We would come to get bitten by ticks and step in glass to be sure, but we were on to something. Each time I went out, I came back with more enthusiasm than before. Where first I started working myself up to going back out, now I was halfway through the door before I had put pen to paper and was dreaming about my new dehydrator. Gone were the hallow nights playing civilization without the expansion packs, and now my life consisted of packing everything I needed to survive in a bag and carrying it across the world. I remember, I had taken it upon myself to create a rule that I would never listen to anybody who told me I couldn't do something again, or that I was wasting my time.

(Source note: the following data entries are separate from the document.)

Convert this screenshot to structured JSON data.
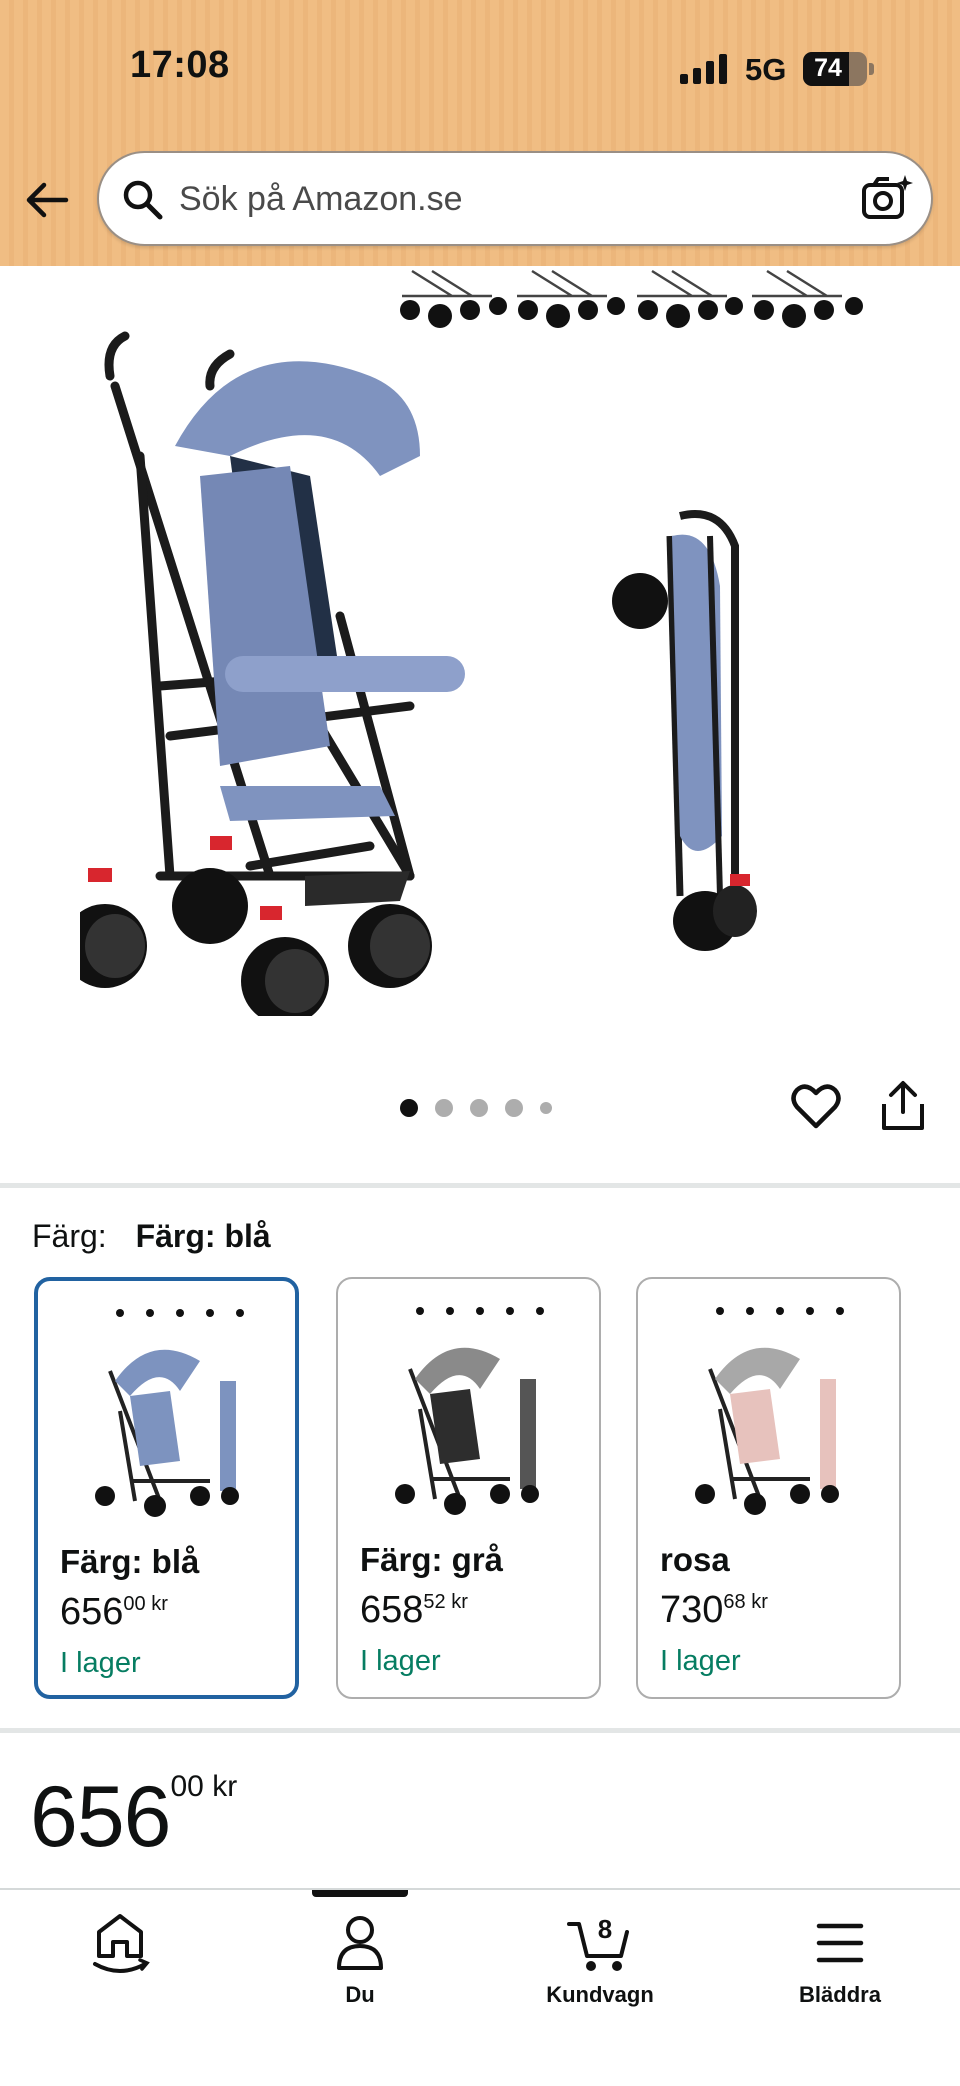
{
  "status_bar": {
    "time": "17:08",
    "network": "5G",
    "battery": "74"
  },
  "header": {
    "back_icon": "arrow-left-icon",
    "search": {
      "placeholder": "Sök på Amazon.se",
      "value": ""
    },
    "camera_icon": "camera-sparkle-icon"
  },
  "gallery": {
    "image_count": 5,
    "active_index": 0,
    "heart_icon": "heart-outline-icon",
    "share_icon": "share-icon"
  },
  "color_selector": {
    "label": "Färg:",
    "selected": "Färg: blå",
    "variants": [
      {
        "name": "Färg: blå",
        "price_whole": "656",
        "price_fraction": "00",
        "currency": "kr",
        "stock": "I lager",
        "color": "#7d93bf",
        "selected": true
      },
      {
        "name": "Färg: grå",
        "price_whole": "658",
        "price_fraction": "52",
        "currency": "kr",
        "stock": "I lager",
        "color": "#8a8a8a",
        "selected": false
      },
      {
        "name": "rosa",
        "price_whole": "730",
        "price_fraction": "68",
        "currency": "kr",
        "stock": "I lager",
        "color": "#e7c2bd",
        "selected": false
      }
    ]
  },
  "price": {
    "whole": "656",
    "fraction": "00",
    "currency": "kr"
  },
  "bottom_nav": {
    "items": [
      {
        "label": "",
        "icon": "home-smile-icon"
      },
      {
        "label": "Du",
        "icon": "person-icon"
      },
      {
        "label": "Kundvagn",
        "icon": "cart-icon",
        "badge": "8"
      },
      {
        "label": "Bläddra",
        "icon": "menu-icon"
      }
    ]
  },
  "colors": {
    "accent_selected": "#2162a1",
    "in_stock": "#067d62",
    "header_bg": "#f0bd83"
  }
}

And before long, I was doing a lot more for myself, and I was coming back and showing those people the fruits of my labor, and they were loving it! I was getting along better with my dad, I no longer felt like a loser at family gatherings, claiming the same old things I had done since last I saw them, and I actually felt like I might somehow fit in to this weird and changing world. I was free. Free to be myself, free to baton a piece of wood and turn it into a wand by tying quarts crystals to it with twine from the dollar store, free to do something dangerous without fear or falter. And I could see myself getting better, not just at camping, but at life.
Here I was, eating better, getting active, learning new skills, building my self confidence and connecting with nature. And I truly cannot describe that to you without taking you out into the woods yourself. Because it really is something you have to breathe in through the air and feel in your lungs. Its something you have to drink from the fresh water and eat from the wild berries. This is something you have to walk on with the hard bare skin of your feet and climb with the sore, raw flesh of your hands. This is a journey of alchemy, where you step out of your tree into the forest and become one with the world, losing your old self and discovering more to you than you ever believed. This is camping, and I can't wait to bring you along.